As long as users are able to comply with the mandatory requirement of implementing an MFA in their login, Salesforce does not require users to submit any form of attestation to that effect, or any other form of certification, for that matter. Clients just have to make sure that they are able to conform to the standards set forth by Salesforce as regards its MFA, which can easily be done via the MFA Requirement Checker. No fret, no additional layer of approval.
The digital world is evolving fast, and cybercriminals are also adapting fast to these changes. The mandatory MFA requirement being implemented by Salesforce is an additional layer of security to ensure that the data in its platform is protected from wrongdoers and their evil intentions. This is Salesforce’s way of showing its commitment to protecting its users’ data and retaining the integrity of its platform.

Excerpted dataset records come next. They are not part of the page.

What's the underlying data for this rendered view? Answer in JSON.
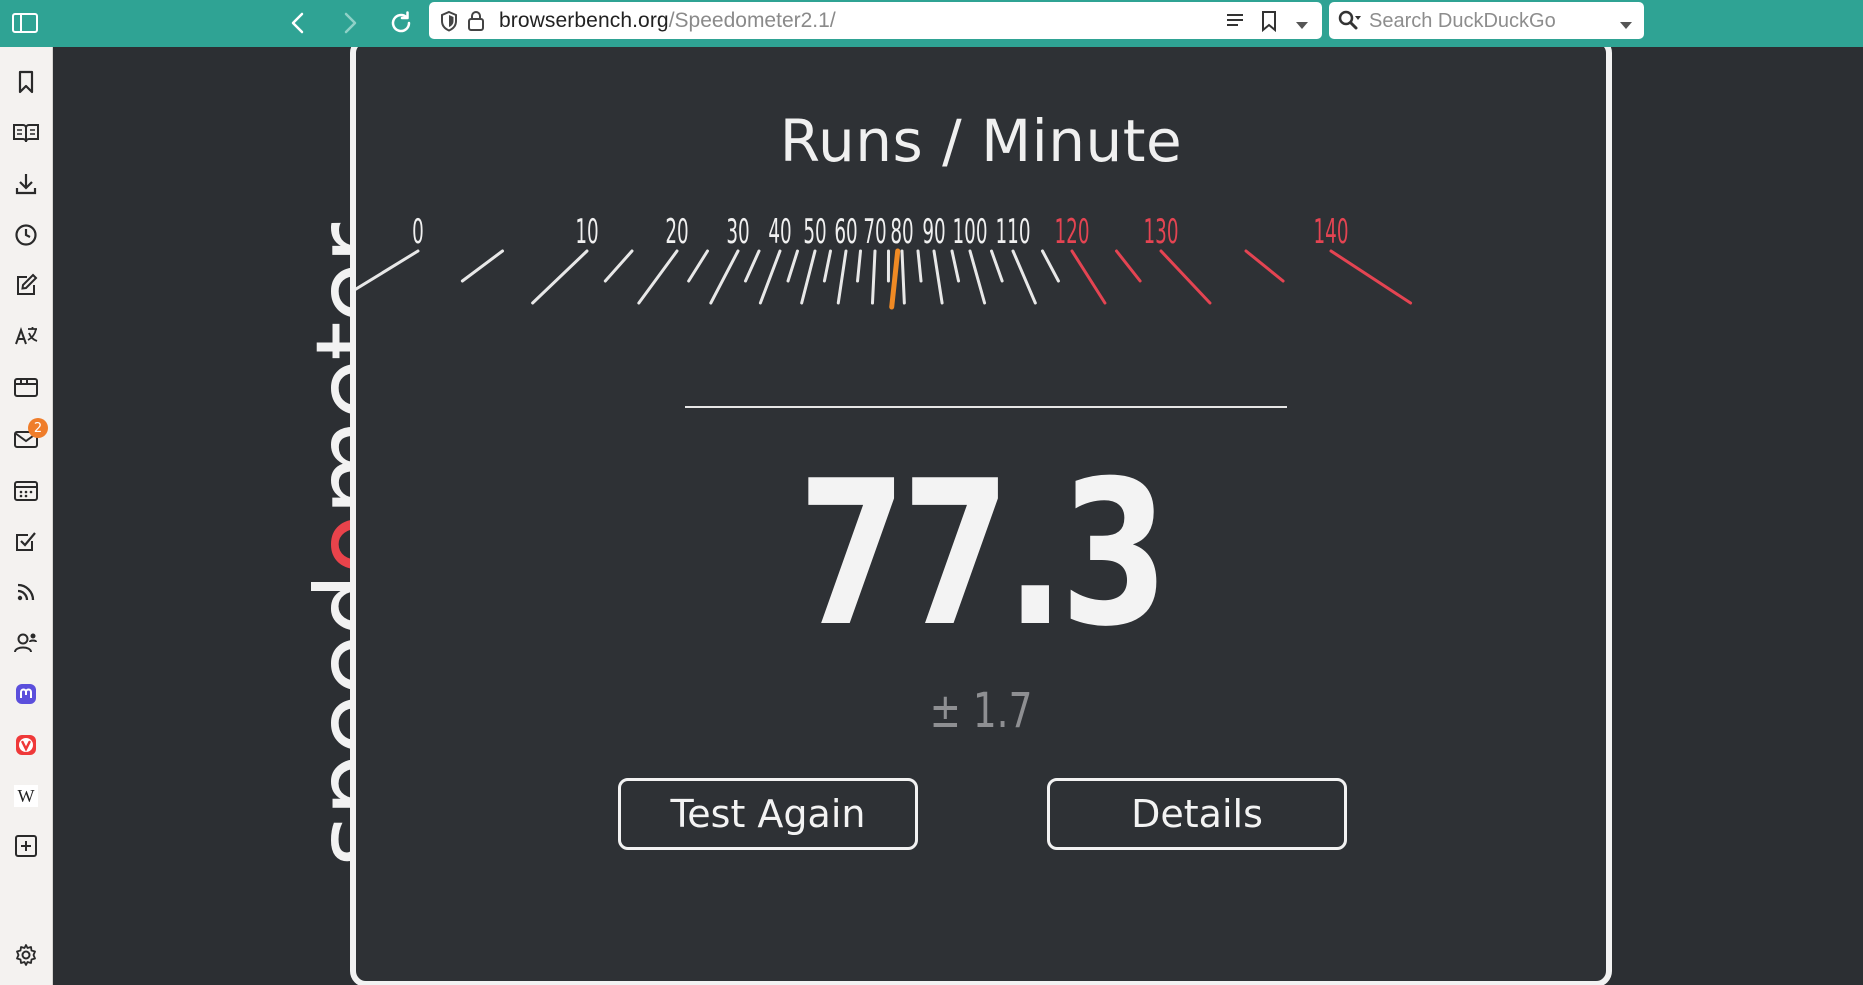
{
  "browser": {
    "url_host": "browserbench.org",
    "url_path": "/Speedometer2.1/",
    "search_placeholder": "Search DuckDuckGo",
    "accent_color": "#2fa394"
  },
  "sidebar": {
    "items": [
      {
        "icon": "bookmark-icon"
      },
      {
        "icon": "reading-list-icon"
      },
      {
        "icon": "download-icon"
      },
      {
        "icon": "history-icon"
      },
      {
        "icon": "notes-icon"
      },
      {
        "icon": "translate-icon"
      },
      {
        "icon": "window-icon"
      },
      {
        "icon": "mail-icon",
        "badge": "2"
      },
      {
        "icon": "calendar-icon"
      },
      {
        "icon": "tasks-icon"
      },
      {
        "icon": "feeds-icon"
      },
      {
        "icon": "contacts-icon"
      },
      {
        "icon": "mastodon-icon"
      },
      {
        "icon": "vivaldi-icon"
      },
      {
        "icon": "wikipedia-icon"
      },
      {
        "icon": "add-panel-icon"
      },
      {
        "icon": "settings-icon"
      }
    ]
  },
  "logo": {
    "text_part1": "speed",
    "text_part2": "o",
    "text_part3": "meter",
    "accent_color": "#e9434b"
  },
  "benchmark": {
    "title": "Runs / Minute",
    "score": "77.3",
    "margin": "± 1.7",
    "gauge_labels": [
      "0",
      "10",
      "20",
      "30",
      "40",
      "50",
      "60",
      "70",
      "80",
      "90",
      "100",
      "110",
      "120",
      "130",
      "140"
    ],
    "needle_value": 77.3,
    "red_zone_start": 120,
    "needle_color": "#f08a24",
    "red_color": "#e44452",
    "buttons": {
      "test_again": "Test Again",
      "details": "Details"
    }
  }
}
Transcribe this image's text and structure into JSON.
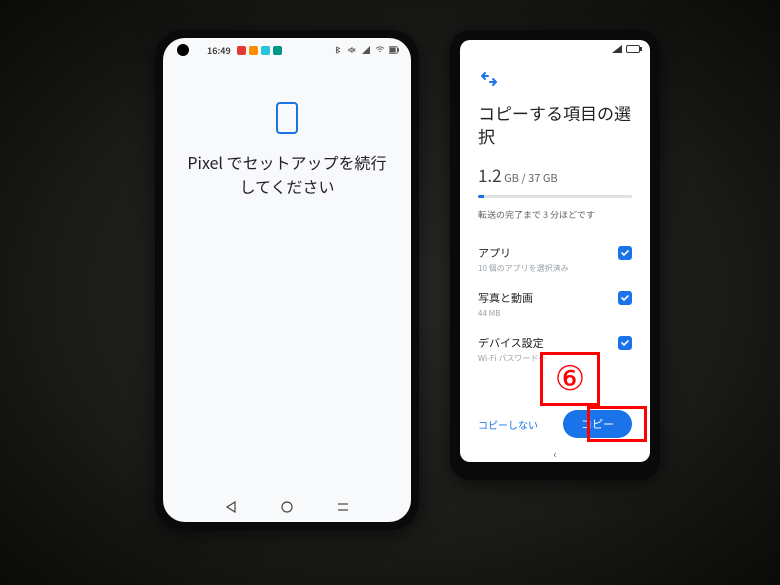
{
  "left_phone": {
    "statusbar": {
      "time": "16:49",
      "app_badges": [
        "red",
        "orange",
        "cyan",
        "teal"
      ]
    },
    "title_line1": "Pixel でセットアップを続行",
    "title_line2": "してください"
  },
  "right_phone": {
    "transfer_glyph": "⤡",
    "title": "コピーする項目の選択",
    "size_used": "1.2",
    "size_used_unit": "GB",
    "size_total": "37 GB",
    "progress_percent": 4,
    "eta": "転送の完了まで 3 分ほどです",
    "items": [
      {
        "title": "アプリ",
        "sub": "10 個のアプリを選択済み",
        "checked": true
      },
      {
        "title": "写真と動画",
        "sub": "44 MB",
        "checked": true
      },
      {
        "title": "デバイス設定",
        "sub": "Wi-Fi パスワード…",
        "checked": true
      }
    ],
    "skip_label": "コピーしない",
    "copy_label": "コピー"
  },
  "annotations": {
    "step_number": "⑥"
  }
}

However, this move comes to naught without the users’ participation. Salesforce’s thrust to protect its users’ data should be met by its users’ commitment to do their part in ensuring that their data remains protected, and this is by complying with the mandatory requirement of putting up an MFA in the product login. While it is true that there will be an auto-enablement of the MFA across all products, it is a prudent move for users to be proactive in taking steps to ensure that their accounts adopt the mandatory MFA requirement being rolled out as soon as possible. More than the fact that it is their contractual obligation to do so, they should appreciate the fact that this security measure is for their own good as well.
In the end, what ultimately benefits from this enterprise is the users and their data; they get the much-needed additional protection and the assurance that the platform they use, Salesforce, had their best interest in mind.